Monday, October 24, 2011

Refraining from Self-aggression

I look in the mirror and enumerate my flaws, just the ones on my face. Puny eyelashes, so imperceptible that I squint to make sure they are still there, darkness here, there, blemishes, scars and then the thought fiercely escapes its holding cell: I hate my face.

Pema Chodron writes, “The most fundamental aggression to ourselves, the most fundamental harm we can do to ourselves, is to remain ignorant by not having the courage and the respect to look at ourselves honestly and gently.”

I try desperately to love these parts that just no longer are the same. I fail continuously at being kind to myself. I try once more to be loving and kind. I fail. And I try this time to understand that it is with ignorance that I harm myself; it is a lack of respect that I have learned from others and taught myself, but yet my holding onto their harsh words inflicts harm on myself. My refusal to love my face is cowardly and disrespectful. In the morning, I will try again to be gentle and honest.

Sunday, October 2, 2011

On bottling these moments

So often I want to bottle these tender moments with my son to put on a shelf to experience later. I want to take enumerable pictures and record each moment and write down every feeling.

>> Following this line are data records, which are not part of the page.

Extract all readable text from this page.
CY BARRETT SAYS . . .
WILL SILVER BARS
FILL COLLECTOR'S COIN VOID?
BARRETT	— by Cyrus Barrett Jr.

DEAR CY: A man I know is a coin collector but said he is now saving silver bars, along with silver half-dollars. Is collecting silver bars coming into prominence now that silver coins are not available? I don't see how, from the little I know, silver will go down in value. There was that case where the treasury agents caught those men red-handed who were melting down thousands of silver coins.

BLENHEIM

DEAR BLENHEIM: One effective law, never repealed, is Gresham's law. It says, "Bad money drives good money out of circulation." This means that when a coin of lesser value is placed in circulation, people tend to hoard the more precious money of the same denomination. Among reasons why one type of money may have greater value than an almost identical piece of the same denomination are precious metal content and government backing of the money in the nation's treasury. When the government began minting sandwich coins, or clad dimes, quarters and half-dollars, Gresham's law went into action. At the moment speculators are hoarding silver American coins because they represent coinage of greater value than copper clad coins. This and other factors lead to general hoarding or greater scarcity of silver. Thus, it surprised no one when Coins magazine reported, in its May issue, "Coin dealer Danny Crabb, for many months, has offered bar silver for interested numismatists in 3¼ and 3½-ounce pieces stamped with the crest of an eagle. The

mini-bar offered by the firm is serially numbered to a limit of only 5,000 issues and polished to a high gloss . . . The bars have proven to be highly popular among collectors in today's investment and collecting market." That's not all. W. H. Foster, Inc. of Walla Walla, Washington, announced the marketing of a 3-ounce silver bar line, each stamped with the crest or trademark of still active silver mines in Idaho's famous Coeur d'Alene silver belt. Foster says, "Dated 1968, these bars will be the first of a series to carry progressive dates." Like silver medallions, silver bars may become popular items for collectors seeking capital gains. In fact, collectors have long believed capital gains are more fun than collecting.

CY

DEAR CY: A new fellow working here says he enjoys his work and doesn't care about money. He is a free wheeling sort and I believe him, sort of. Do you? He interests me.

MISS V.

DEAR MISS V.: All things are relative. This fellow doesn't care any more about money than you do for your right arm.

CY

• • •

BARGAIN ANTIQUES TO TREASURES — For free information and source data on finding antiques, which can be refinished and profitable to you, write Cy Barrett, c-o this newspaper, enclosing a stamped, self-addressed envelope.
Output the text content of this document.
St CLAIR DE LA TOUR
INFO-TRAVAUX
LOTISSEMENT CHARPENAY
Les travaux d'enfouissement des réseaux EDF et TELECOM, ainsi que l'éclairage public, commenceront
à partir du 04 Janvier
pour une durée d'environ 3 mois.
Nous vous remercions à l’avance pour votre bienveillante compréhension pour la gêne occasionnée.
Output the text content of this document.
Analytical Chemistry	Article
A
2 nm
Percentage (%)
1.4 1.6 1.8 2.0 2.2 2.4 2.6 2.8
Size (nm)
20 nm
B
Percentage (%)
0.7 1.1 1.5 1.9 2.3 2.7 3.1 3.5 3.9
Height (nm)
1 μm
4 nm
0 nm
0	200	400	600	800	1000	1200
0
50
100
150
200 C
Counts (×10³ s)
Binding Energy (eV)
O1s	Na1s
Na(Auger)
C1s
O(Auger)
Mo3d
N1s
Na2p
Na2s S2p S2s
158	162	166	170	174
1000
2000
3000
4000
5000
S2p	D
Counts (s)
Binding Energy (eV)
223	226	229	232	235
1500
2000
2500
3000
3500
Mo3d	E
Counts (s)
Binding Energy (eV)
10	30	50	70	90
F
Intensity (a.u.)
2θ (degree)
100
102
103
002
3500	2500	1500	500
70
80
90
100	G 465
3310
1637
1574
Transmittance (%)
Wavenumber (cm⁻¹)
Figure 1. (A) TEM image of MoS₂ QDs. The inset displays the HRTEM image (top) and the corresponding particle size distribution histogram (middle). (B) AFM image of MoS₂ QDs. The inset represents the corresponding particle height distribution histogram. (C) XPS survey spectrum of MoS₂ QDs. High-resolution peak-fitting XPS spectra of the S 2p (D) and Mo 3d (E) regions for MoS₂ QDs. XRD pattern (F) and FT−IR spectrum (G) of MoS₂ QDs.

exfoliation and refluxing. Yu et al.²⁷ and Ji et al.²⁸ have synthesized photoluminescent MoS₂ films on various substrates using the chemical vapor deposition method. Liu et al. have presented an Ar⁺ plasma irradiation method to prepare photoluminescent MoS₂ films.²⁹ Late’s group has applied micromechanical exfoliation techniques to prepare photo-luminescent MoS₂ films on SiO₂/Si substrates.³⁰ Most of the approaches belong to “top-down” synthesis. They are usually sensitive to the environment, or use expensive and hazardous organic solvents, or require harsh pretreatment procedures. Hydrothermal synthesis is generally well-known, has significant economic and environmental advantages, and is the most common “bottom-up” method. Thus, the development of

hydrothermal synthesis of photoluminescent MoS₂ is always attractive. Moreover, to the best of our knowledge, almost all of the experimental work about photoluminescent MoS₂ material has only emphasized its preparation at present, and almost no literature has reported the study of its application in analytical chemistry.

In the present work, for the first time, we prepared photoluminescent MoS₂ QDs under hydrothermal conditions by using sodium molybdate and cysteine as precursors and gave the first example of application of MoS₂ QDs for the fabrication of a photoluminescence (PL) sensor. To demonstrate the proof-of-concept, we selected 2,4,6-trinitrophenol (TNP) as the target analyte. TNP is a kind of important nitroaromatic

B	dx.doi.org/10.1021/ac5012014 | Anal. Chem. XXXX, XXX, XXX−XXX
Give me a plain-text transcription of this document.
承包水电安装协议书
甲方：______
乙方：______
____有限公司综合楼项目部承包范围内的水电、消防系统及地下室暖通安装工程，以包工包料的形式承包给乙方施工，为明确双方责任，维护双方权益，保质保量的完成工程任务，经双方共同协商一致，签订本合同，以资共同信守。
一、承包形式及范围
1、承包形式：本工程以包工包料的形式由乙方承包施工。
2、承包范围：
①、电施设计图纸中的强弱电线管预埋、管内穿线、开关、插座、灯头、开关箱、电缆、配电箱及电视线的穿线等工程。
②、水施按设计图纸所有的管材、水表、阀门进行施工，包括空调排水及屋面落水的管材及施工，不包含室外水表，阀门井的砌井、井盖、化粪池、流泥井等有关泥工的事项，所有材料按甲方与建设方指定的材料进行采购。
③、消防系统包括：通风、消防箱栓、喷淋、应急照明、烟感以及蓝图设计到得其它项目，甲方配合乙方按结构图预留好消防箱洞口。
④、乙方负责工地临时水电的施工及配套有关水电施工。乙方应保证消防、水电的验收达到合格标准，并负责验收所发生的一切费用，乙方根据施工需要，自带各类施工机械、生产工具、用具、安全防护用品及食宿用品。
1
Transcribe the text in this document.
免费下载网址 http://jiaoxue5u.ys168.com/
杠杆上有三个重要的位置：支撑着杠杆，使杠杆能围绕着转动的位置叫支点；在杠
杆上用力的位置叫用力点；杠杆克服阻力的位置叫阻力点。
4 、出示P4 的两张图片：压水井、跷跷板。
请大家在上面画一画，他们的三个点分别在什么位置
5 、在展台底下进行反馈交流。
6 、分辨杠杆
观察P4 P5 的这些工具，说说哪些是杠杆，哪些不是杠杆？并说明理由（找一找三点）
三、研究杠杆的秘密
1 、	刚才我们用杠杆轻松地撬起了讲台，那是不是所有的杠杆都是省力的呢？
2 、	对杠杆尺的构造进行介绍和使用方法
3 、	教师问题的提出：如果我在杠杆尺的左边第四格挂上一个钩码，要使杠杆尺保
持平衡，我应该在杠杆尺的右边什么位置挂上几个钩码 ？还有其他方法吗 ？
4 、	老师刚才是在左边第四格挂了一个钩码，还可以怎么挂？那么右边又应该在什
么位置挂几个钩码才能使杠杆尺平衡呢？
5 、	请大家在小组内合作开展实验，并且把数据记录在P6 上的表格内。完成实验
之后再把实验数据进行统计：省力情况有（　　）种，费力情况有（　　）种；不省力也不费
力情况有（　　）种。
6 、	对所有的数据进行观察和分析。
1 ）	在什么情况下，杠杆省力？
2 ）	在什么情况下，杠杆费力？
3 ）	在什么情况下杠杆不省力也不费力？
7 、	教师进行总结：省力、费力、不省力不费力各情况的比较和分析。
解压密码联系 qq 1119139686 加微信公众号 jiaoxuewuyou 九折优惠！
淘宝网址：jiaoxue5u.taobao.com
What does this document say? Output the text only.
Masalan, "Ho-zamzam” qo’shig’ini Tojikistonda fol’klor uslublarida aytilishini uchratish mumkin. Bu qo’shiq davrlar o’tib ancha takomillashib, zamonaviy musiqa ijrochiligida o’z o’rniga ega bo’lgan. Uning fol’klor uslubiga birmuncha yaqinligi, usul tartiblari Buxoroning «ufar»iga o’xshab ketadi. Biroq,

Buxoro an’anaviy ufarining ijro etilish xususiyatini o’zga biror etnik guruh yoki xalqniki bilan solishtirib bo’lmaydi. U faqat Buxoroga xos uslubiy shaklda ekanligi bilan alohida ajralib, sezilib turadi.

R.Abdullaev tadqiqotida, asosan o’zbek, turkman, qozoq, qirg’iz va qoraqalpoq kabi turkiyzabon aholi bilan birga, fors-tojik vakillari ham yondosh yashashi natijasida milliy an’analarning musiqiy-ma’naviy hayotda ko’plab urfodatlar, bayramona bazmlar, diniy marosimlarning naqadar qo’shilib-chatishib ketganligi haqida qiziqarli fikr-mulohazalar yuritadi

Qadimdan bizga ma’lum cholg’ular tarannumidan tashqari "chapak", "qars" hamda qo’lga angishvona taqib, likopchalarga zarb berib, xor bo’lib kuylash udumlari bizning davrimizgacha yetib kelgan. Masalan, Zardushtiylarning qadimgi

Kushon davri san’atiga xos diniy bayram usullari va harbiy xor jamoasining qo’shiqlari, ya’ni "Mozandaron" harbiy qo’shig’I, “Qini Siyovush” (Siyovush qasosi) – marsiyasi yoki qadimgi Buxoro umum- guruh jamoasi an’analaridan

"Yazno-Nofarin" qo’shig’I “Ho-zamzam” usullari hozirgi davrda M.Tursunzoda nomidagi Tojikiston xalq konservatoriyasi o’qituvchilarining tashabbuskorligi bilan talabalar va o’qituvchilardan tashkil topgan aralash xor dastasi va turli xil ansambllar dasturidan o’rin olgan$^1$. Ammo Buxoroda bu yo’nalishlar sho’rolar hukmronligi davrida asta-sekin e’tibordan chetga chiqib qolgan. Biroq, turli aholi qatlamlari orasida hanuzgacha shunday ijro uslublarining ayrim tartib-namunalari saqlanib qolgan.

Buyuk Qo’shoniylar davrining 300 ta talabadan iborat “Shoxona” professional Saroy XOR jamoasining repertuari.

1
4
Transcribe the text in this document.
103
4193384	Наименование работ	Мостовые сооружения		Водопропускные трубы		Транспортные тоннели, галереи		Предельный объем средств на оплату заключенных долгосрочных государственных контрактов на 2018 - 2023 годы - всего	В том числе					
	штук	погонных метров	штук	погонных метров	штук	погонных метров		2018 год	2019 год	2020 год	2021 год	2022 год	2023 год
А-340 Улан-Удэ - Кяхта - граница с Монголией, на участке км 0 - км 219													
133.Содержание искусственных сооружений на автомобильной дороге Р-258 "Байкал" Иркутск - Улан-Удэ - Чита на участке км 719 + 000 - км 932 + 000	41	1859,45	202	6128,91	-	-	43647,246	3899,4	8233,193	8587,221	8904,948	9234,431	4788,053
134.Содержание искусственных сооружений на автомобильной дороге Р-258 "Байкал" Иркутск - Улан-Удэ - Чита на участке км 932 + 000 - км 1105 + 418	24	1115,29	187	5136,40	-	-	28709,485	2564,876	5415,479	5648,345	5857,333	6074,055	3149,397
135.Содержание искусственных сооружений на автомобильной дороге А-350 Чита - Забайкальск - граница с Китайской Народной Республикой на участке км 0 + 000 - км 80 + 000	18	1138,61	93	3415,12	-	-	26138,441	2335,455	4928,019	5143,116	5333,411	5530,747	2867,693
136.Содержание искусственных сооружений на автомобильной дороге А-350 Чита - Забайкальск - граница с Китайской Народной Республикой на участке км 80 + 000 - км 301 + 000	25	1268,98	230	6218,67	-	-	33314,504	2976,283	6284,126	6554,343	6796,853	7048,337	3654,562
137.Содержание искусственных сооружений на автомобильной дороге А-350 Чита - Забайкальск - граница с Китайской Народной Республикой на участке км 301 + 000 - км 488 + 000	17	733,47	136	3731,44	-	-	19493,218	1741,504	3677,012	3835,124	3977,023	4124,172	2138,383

Today, this two year old went upstairs on his own, climbed onto the adult, 16" toilet and made a bowel movement, and then persisted to wipe himself. I was so thrilled and he knew it. He said, "look boo boo" along with a great look of accomplishment.

This afternoon, we painted together, but then he kept messing up my artistic work. So, I decided I would read The Washington Post Mag and watch him paint. He wasn't having that; he handed me the paintbrush and said, "paint, paint." I was obedient because clearly he needed me to be fully present and clearly I needed to be fully present for myself as well.

This evening, I watched him "read" from a few books and I tiptoed away to let him entertain himself. He often seems to need attention and I desperately want to foster a sense of independence. He read a few books before coming to find me. I said go get me a book to read. He said, "c'mon" and motioned for me to come to him. He was not leaving my room without me.

He then got some lotion from my desk and I teased him and made him laugh so hard that he backed into the bed and hit the floor and continued to just laugh the happiest, purest laugh. He warms my heart.

His independence shone through as he refused two books and was happy to read the third suggestion. We followed with a few more and then sang, "He's got the whole world in his hands." He sang a few lines on his own. I kissed him and said, "good night, baby." He replied as clear as day, "good night mama." My heart melted again.

A good friend said we try to "collect" their childhoods and in so doing we fail to be fully present. I do genuinely wish I could save these moments for later. The tenderness and beauty is unmatched by anything I have ever experienced. I know that I can best honor these moments, by enjoying this little person daily.